Musy z kofeiną w dyskontach. Uważaj, by nie podać ich dziecku
Na półkach Biedronki pojawiły się nowe tubki z przekąską o smaku owocowym. Wyglądem łudząco przypominają musy dla dzieci. Skład jednak zdecydowanie nie jest przeznaczony dla najmłodszych.
W tym artykule:
Skład musów
Na stronie facebookowej Pomysłodawcy pojawił się wpis na temat nowego owocowego przysmaku dostępnego między innymi w sieciach sklepów Biedronka.
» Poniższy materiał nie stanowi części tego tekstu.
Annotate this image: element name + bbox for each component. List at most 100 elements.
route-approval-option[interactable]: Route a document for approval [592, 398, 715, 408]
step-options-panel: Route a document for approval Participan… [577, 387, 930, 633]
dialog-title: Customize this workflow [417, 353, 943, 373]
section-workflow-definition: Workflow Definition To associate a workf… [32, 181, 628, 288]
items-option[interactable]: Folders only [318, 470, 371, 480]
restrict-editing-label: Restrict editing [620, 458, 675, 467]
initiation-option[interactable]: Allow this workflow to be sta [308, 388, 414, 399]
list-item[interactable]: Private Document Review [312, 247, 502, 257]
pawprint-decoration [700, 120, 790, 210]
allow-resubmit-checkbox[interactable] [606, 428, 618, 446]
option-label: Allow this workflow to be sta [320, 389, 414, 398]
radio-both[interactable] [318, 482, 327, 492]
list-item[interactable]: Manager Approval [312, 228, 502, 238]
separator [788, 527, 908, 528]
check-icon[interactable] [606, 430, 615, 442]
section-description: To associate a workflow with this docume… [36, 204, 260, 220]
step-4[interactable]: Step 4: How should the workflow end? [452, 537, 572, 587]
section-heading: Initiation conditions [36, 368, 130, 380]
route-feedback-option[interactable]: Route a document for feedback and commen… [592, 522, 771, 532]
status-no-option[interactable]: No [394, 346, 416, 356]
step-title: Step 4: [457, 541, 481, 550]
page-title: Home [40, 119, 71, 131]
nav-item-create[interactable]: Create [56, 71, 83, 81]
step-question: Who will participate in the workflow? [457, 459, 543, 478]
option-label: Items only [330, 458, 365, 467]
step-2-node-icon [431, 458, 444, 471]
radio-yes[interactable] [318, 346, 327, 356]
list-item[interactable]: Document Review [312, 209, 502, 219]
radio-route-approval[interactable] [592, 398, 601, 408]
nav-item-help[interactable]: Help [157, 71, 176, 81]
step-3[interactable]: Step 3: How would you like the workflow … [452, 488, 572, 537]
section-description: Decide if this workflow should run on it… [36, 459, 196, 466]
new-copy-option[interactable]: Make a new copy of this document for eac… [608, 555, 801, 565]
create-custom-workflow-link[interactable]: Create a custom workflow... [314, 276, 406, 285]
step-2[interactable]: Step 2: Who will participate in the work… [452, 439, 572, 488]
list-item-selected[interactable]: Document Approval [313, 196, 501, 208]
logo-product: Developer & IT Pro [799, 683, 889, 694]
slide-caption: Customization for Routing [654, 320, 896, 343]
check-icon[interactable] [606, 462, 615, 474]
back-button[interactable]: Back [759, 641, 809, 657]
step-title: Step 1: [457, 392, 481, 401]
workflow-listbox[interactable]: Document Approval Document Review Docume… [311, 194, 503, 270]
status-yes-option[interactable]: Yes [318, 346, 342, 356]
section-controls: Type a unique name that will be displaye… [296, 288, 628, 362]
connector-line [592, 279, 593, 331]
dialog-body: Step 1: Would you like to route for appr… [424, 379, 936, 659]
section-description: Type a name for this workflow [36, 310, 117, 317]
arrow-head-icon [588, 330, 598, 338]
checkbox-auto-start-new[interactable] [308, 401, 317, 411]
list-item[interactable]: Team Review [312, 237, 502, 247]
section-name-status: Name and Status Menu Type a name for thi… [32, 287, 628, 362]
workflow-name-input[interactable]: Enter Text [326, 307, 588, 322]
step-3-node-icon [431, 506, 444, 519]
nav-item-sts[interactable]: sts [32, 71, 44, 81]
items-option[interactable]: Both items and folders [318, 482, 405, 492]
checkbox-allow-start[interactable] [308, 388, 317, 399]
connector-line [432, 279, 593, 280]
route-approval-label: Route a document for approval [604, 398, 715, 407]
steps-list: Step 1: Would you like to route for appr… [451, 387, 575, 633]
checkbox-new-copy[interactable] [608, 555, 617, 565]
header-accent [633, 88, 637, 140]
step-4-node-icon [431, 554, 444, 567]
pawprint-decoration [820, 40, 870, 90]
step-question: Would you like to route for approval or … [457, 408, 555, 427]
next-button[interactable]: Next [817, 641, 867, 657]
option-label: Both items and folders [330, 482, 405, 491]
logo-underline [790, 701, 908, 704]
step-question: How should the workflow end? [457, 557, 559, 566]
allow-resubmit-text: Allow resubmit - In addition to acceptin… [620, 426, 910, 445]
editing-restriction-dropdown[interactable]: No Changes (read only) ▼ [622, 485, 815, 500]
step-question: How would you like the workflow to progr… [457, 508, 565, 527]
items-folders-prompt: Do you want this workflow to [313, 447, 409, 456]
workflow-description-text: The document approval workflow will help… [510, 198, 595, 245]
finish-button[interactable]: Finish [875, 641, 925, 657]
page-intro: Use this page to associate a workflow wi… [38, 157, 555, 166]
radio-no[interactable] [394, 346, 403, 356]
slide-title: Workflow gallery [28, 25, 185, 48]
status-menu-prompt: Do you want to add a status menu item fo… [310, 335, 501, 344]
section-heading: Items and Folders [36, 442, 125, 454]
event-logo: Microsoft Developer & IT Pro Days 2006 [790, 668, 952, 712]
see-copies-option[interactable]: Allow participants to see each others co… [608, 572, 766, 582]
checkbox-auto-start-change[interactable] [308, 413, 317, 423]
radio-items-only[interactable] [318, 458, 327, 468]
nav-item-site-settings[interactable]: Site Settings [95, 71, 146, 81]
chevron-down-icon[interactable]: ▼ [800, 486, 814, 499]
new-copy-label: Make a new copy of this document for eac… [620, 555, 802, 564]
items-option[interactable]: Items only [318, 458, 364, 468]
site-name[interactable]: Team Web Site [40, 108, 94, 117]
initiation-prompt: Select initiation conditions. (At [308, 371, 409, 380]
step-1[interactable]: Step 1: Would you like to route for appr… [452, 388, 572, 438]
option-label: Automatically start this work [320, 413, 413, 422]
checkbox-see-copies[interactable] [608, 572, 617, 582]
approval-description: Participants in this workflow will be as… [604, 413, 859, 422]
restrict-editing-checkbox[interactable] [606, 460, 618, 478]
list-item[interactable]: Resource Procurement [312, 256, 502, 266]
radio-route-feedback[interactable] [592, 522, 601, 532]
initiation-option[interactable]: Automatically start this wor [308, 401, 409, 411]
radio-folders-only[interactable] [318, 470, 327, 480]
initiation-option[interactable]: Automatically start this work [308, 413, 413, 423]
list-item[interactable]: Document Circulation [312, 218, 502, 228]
Mowa o saszetkach Frees Jelly Shot. Na opakowaniu produktu czytamy, że jest to przekąska konjac. Dostępna jest w trzech wariantach:
truskawka i liczi + kolagen, dodatek 1000 mg kolagenu,
melon i calamansi + magnez, dodatek 4 form magnezu,
yuzu i jagoda + energia, dodatek 100 mg kofeiny oraz guarana.
Producent chwali się, że Jelly Shot ma dobry skład, są witaminy, ale nie ma cukru, konserwantów czy żelatyny.
Autor wpisu zwraca uwagę na wersję z kofeiną i zaznacza, że saszetki wyglądają jak mus owocowy dla dzieci i w zamieszaniu oraz zakupowym pośpiechu łatwo pomylić te dwa produkty. W poście czytamy: "przekąska energetyczna, która wygląda jak deser dla przedszkolaka, smakuje jak sok z jagód, a kopie jak niecałe dwie puszki energola".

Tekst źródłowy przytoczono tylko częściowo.